On June 20, 1984, a rock burst occurred at the Falconbridge Mine at 10:12 am resulting in the loss of four miners: Sulo Korpela, Richard Chenier, Daniel Lavalle, and Wayne St. Michel. A seismic event measuring 3.5 on the Richter scale struck the Falconbridge Mine leading to the rock burst. The majority of the damage to the mine occured between the 3800-foot level and the 4200-foot level.
During the first attempts of rescue, a second seismic event occured, at which time immediate rescue operations ceased and plans were made to evacuate the 200 workers from the mine.
Evacuation was completed at approximatly 2 pm that day.
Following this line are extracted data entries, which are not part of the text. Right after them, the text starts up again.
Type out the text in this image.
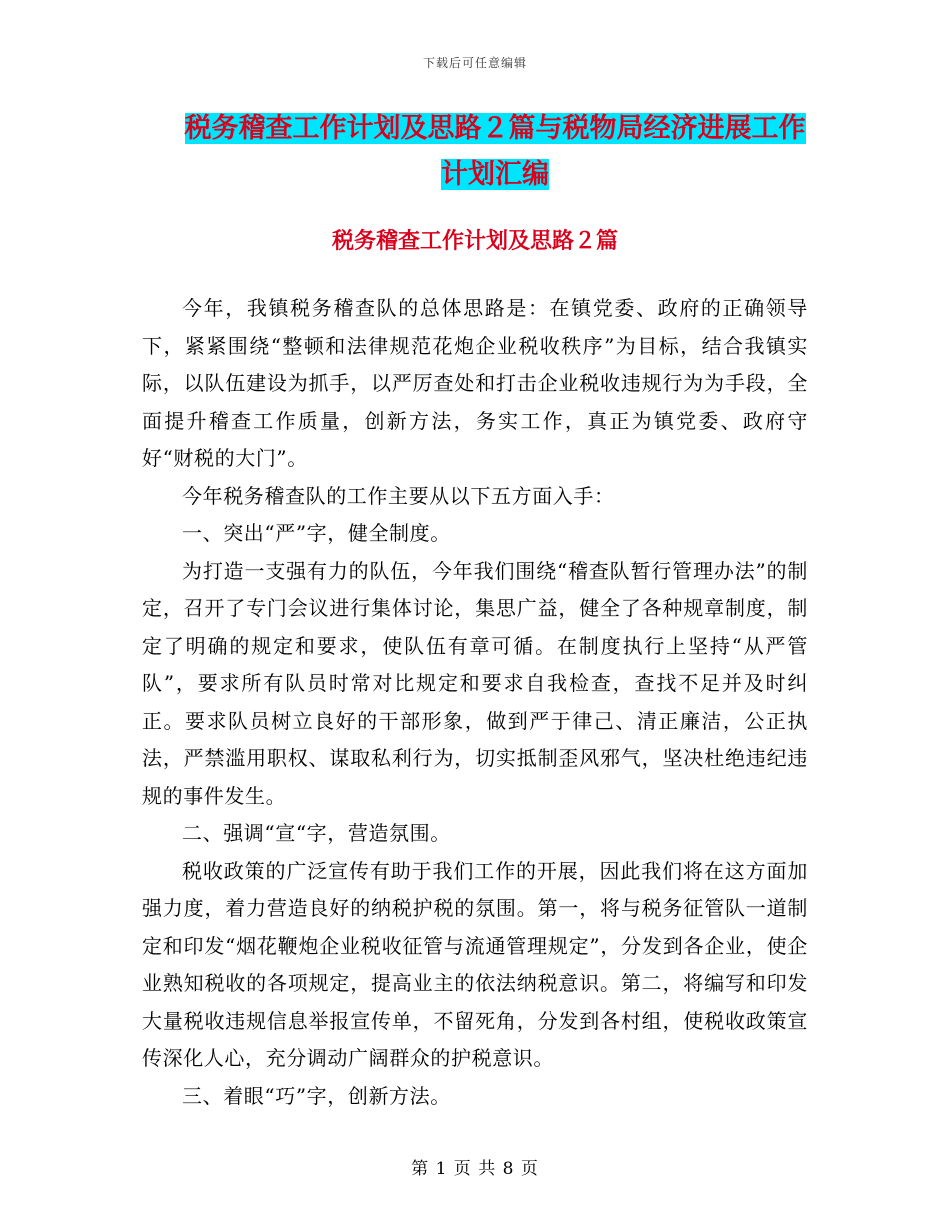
下载后可任意编辑
税务稽查工作计划及思路２篇与税物局经济进展工作
计划汇编
税务稽查工作计划及思路２篇

今年，我镇税务稽查队的总体思路是：在镇党委、政府的正确领导下，紧紧围绕“整顿和法律规范花炮企业税收秩序”为目标，结合我镇实际，以队伍建设为抓手，以严厉查处和打击企业税收违规行为为手段，全面提升稽查工作质量，创新方法，务实工作，真正为镇党委、政府守好“财税的大门”。

今年税务稽查队的工作主要从以下五方面入手：

一、突出“严”字，健全制度。

为打造一支强有力的队伍，今年我们围绕“稽查队暂行管理办法”的制定，召开了专门会议进行集体讨论，集思广益，健全了各种规章制度，制定了明确的规定和要求，使队伍有章可循。在制度执行上坚持“从严管队”，要求所有队员时常对比规定和要求自我检查，查找不足并及时纠正。要求队员树立良好的干部形象，做到严于律己、清正廉洁，公正执法，严禁滥用职权、谋取私利行为，切实抵制歪风邪气，坚决杜绝违纪违规的事件发生。

二、强调“宣“字，营造氛围。

税收政策的广泛宣传有助于我们工作的开展，因此我们将在这方面加强力度，着力营造良好的纳税护税的氛围。第一，将与税务征管队一道制定和印发“烟花鞭炮企业税收征管与流通管理规定”，分发到各企业，使企业熟知税收的各项规定，提高业主的依法纳税意识。第二，将编写和印发大量税收违规信息举报宣传单，不留死角，分发到各村组，使税收政策宣传深化人心，充分调动广阔群众的护税意识。

三、着眼“巧”字，创新方法。

第 1 页 共 8 页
Around the clock rescue operations were immediately set up to free the four trapped miners.
Voice contact was established with one of the trapped miners, but after 27 hours, just 15 minutes before the rescue teams could free him, Wayne St. Michel died. Recovery operations continued for the other three men for several more days.
On June 20, 1985, the Sudbury Mine, Mill and Smelter Workers’ Union, Local 598 established the first Workers’ Memorial Day, in remembrance of the four miners.
The memorial was held at the Bell Park amphitheatre. It is believed to be the first time a workers’ memorial was attended by union members in solidarity with city and government officials, politicians and community leaders.
The Mine Mill continues to mark Workers’ Memorial Day on June 20 to remember the workers at Falconbridge Xstrata who have died at work in the three quarters of a century since the company was founded. As well, the memorial pays tribute to all workers killed on the job.
Members of the Mine Mill & Smelter Workers, Local 598 CAW also participate in a Workers’ Memorial Day on April 28 every year.
Since 1989, April 28 Workers’ Memorial Day has been commemorated across Canada. Trade unionists around the world also mark April 28 as an International Day of Mourning.